Work through the LPExamples, then do the following problems.

1. Given an undirected graph G=(V,E), an independent set in G is a set of vertices no two of which share an edge.

- a. Describe an integer linear program (IP) for finding a maximum-size independent set in G.
- b. Describe the linear programming relaxation (LP).
- c. Describe the dual of LP.
- d. Give an example of a graph with N vertices where the LP and dual have solutions of size N/2 but the maximum independent set has size O(1).
- e. Is there any hope of using this IP, and either the direct rounding technique (rounding a fractional solution to an integer solution directly) or using the dual technique (constructing an integer solution whose cost is related to some dual solution cost) to prove that there is a c-approximation algorithm for independent set, as we did for vertex cover?
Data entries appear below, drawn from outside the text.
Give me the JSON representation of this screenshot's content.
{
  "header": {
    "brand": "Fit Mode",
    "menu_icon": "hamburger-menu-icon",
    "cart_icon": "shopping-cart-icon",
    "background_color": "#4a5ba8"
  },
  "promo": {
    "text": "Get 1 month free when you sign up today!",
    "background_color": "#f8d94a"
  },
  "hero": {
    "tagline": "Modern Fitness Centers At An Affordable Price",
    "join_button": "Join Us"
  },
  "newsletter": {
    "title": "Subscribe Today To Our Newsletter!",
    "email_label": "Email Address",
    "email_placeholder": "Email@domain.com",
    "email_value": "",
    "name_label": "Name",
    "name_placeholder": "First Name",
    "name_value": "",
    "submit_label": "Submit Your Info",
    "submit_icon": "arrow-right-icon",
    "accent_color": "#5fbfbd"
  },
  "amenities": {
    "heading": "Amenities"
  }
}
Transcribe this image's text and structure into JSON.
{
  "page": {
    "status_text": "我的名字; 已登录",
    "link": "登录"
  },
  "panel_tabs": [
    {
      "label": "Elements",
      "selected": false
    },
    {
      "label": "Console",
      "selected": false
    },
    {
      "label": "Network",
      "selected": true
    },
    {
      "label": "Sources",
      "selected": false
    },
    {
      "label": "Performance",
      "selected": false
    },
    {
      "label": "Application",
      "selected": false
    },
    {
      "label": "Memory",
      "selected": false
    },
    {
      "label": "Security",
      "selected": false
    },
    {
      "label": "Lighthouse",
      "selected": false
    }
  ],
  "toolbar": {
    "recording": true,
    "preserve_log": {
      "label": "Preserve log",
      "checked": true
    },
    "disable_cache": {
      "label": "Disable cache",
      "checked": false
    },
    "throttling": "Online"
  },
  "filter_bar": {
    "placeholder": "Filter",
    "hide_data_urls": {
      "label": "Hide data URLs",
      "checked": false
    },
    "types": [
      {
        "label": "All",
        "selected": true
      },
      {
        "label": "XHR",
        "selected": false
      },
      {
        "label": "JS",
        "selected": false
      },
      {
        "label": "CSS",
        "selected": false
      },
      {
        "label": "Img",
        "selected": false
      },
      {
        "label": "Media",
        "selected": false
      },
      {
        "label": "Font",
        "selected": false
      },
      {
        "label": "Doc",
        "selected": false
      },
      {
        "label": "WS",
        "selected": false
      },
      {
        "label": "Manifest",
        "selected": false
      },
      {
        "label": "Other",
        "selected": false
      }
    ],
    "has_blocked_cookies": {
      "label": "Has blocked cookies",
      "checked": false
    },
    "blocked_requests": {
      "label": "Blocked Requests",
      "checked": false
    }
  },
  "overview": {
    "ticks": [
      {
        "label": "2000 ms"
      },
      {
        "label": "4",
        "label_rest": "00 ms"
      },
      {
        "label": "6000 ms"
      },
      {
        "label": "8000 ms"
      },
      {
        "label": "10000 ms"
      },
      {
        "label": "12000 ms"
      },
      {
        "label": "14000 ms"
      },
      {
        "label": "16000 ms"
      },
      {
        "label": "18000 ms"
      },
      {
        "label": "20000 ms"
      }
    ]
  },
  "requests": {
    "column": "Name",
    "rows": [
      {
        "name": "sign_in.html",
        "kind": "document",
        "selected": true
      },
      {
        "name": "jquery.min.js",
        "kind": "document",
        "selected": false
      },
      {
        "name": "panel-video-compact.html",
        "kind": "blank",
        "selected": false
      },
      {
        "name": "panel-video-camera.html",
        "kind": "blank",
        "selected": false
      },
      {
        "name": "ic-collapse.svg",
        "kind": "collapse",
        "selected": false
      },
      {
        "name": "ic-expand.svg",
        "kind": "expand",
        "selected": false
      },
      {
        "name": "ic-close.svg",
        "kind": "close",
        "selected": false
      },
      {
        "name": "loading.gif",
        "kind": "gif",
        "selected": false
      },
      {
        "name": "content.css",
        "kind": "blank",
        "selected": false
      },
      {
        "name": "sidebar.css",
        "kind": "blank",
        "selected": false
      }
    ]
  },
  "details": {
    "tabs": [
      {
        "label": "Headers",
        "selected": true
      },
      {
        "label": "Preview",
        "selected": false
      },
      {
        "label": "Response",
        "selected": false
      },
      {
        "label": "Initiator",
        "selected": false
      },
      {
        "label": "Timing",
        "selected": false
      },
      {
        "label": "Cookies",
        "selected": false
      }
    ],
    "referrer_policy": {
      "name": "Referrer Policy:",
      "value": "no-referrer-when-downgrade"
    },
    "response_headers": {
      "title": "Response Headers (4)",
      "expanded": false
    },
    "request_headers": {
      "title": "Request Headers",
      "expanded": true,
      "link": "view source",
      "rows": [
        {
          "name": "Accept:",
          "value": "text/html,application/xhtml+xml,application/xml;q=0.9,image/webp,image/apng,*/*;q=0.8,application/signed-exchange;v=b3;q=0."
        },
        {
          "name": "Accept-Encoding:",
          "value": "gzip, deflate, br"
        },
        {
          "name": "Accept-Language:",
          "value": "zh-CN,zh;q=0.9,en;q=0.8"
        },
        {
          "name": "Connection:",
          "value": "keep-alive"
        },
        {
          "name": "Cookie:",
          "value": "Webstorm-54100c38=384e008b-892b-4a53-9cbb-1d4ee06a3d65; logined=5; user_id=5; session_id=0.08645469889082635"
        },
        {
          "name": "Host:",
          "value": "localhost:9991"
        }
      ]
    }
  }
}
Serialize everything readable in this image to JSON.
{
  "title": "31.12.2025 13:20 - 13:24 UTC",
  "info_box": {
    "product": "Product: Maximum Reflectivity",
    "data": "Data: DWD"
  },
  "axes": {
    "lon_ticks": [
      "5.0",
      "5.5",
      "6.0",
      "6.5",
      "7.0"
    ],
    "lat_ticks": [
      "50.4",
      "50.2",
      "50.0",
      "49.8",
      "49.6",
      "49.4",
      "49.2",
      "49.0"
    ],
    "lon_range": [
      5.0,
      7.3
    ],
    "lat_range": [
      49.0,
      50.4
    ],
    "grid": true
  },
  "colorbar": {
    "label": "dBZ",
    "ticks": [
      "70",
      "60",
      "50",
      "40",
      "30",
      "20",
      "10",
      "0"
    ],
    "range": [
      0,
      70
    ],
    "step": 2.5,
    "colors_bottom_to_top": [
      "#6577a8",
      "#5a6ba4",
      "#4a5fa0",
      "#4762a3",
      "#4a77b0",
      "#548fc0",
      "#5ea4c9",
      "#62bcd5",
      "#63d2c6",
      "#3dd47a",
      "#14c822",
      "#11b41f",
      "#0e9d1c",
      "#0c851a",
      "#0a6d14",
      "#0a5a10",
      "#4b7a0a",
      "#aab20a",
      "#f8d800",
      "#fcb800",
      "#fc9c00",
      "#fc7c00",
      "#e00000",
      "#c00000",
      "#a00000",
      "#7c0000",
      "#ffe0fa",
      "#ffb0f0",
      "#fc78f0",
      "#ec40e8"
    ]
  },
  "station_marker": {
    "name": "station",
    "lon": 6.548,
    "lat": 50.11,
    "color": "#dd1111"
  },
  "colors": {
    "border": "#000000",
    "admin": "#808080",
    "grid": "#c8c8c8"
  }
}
2. optional challenge problem: Given an edge-weighted, directed graph G=(V,E), let mc(G) denote the mean cost of the minimum-mean-cost cycle in G. (The mean cost of a cycle is the sum of the edge weights on the cycle, divided by the number of edges on the cycle.)

- a. Given G, describe a linear program for computing mc(G).
- b. Prove that the value of your linear program equals the cost of the min-mean-cost cycle.
- c. Describe the dual.

- First person (or group of people working together) to e-mail me a correct solution to the challenge problem wins a copy of "Feynman lectures on computation" (by Feynman) or "Neuromancer" by William Gibson.
- Hint (feel free to disregard): first try for an LP that has a feasible solution only if the graph has a zero-cost cycle. (The graph may have negative edge weights.)